Вентренье грустно улыбнулся и опять покачал головой. Он вздохнул:
— Да, конечно... Но дело не только в этом. Ты, видно, немножко веришь в чудеса.
Жюльен собирался возразить, но Вентренье остановил его, подняв руку, и продолжал твердым голосом:
— Я не говорю, что кто-нибудь захочет выдать тебя со злости, но по глупости может. Или из зависти. Ты забываешь, что очень и очень многих твоих сверстников отправляют в Германию на принудительные работы. Ты забываешь, что других мобилизуют на охрану дорог или на работу здесь, на заводах. Их родители, возможно, не хотят, чтобы они уезжали, и, узнав, что кто-то скрывается, они могут, пусть и не желая того, ему повредить, сболтнуть что-нибудь, не подумавши.
Он замялся, посмотрел на отца, потом на мать, а затем медленнее и тише, словно сожалея о том, что вынужден это сказать, прибавил:
— А кроме того, есть полиция и петеновская милиция... У них повсюду глаза и уши.
Отец опустил голову. Наступила долгая пауза, только потрескивали в плите дрова. Отцу хотелось крикнуть Вентренье: «Ты же все-таки не думаешь, что Поль на него донесет!..»
Однако он не решился это сказать. Он только пробормотал:
— А если ему объявиться... Если сказать...
Вентренье прервал его.
— Нет, нет, папаша Дюбуа, — сказал он с усмешкой, которая больно задела отца. — Держаться от всего в стороне — этого запретить, конечно, нельзя, но не можете же вы не знать, что творится. Я не собираюсь утверждать, что все сторонники правительства Виши мерзавцы, среди них могут быть и честные, но обманутые люди. А те, кто в ихней милиции... Нет, нет, эти...

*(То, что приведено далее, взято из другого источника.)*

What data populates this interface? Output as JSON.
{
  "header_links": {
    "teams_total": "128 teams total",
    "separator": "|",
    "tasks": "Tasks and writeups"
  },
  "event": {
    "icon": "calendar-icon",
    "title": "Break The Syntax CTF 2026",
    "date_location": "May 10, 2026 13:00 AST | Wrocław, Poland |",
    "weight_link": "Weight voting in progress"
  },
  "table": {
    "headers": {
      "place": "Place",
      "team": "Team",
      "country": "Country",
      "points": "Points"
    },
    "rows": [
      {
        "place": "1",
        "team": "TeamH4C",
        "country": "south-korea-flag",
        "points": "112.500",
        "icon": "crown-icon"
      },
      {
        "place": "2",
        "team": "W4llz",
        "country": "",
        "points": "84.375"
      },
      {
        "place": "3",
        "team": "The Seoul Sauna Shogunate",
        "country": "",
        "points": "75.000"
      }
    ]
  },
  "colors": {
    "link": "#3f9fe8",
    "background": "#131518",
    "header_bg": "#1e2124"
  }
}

Должно быть, он удержался и не произнес последнего слова, боясь обидеть отца. Но отец понял. Он с трудом совладал с раздражением. Ему хотелось сказать, что все это его не касается, что теперь он уже не несет ответственности за действия своих сыновей. Один уже не молод. Другой всегда был далек от него. А потом, в свое время он, отец, был солдатом. Сейчас война. Все правительства, весь свет — вот кто в ответе за эту неразбериху!

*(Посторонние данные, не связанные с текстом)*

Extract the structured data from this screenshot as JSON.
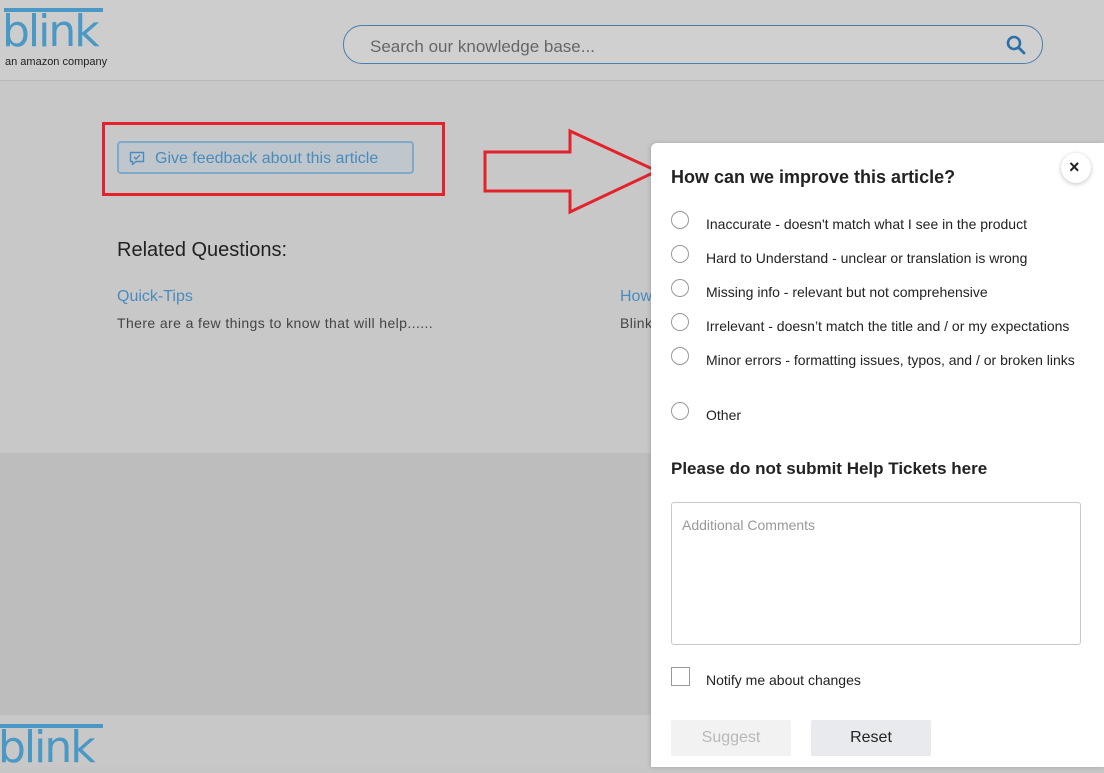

В мозгу у него теснились слова, они ударялись одно о другое, как орехи в корзинке, и эта сутолока была мучительна, но слова не шли с языка. Отец знал, что ему никогда не одолеть в споре такого человека, как Вентренье, привыкшего к политике и серьезным разговорам. Он был подавлен. Сгорбился. Уставился в линялые сине-белые квадраты старой растрескавшейся клеенки. Вот так теперь и все на свете — все пошло трещинами, все износилось, протерлось до основы, и ничего нельзя заменить.
Отец подавил раздражение, но прежде чем окончательно остыть, сам того не желая, крикнул:
— Черт! Что же теперь прикажете делать — околевать?
Вентренье его слова, казалось, не взволновали и даже не удивили. Вероятно, он представлял себе, что творится в душе старика. Отец это почувствовал, и ему стало как-то не по себе. Вентренье своим ясным взглядом пронизывал его насквозь. Отец опустил глаза и вздохнул; он понял, что, выругавшись, облегчил душу и теперь остаток его раздражения уляжется. Он понял: все, что теперь будет говориться и делаться, его уже не касается. В конце концов, раз Вентренье пришел, надо думать, он может помочь Жюльену, и лучше не мешать ему говорить и действовать.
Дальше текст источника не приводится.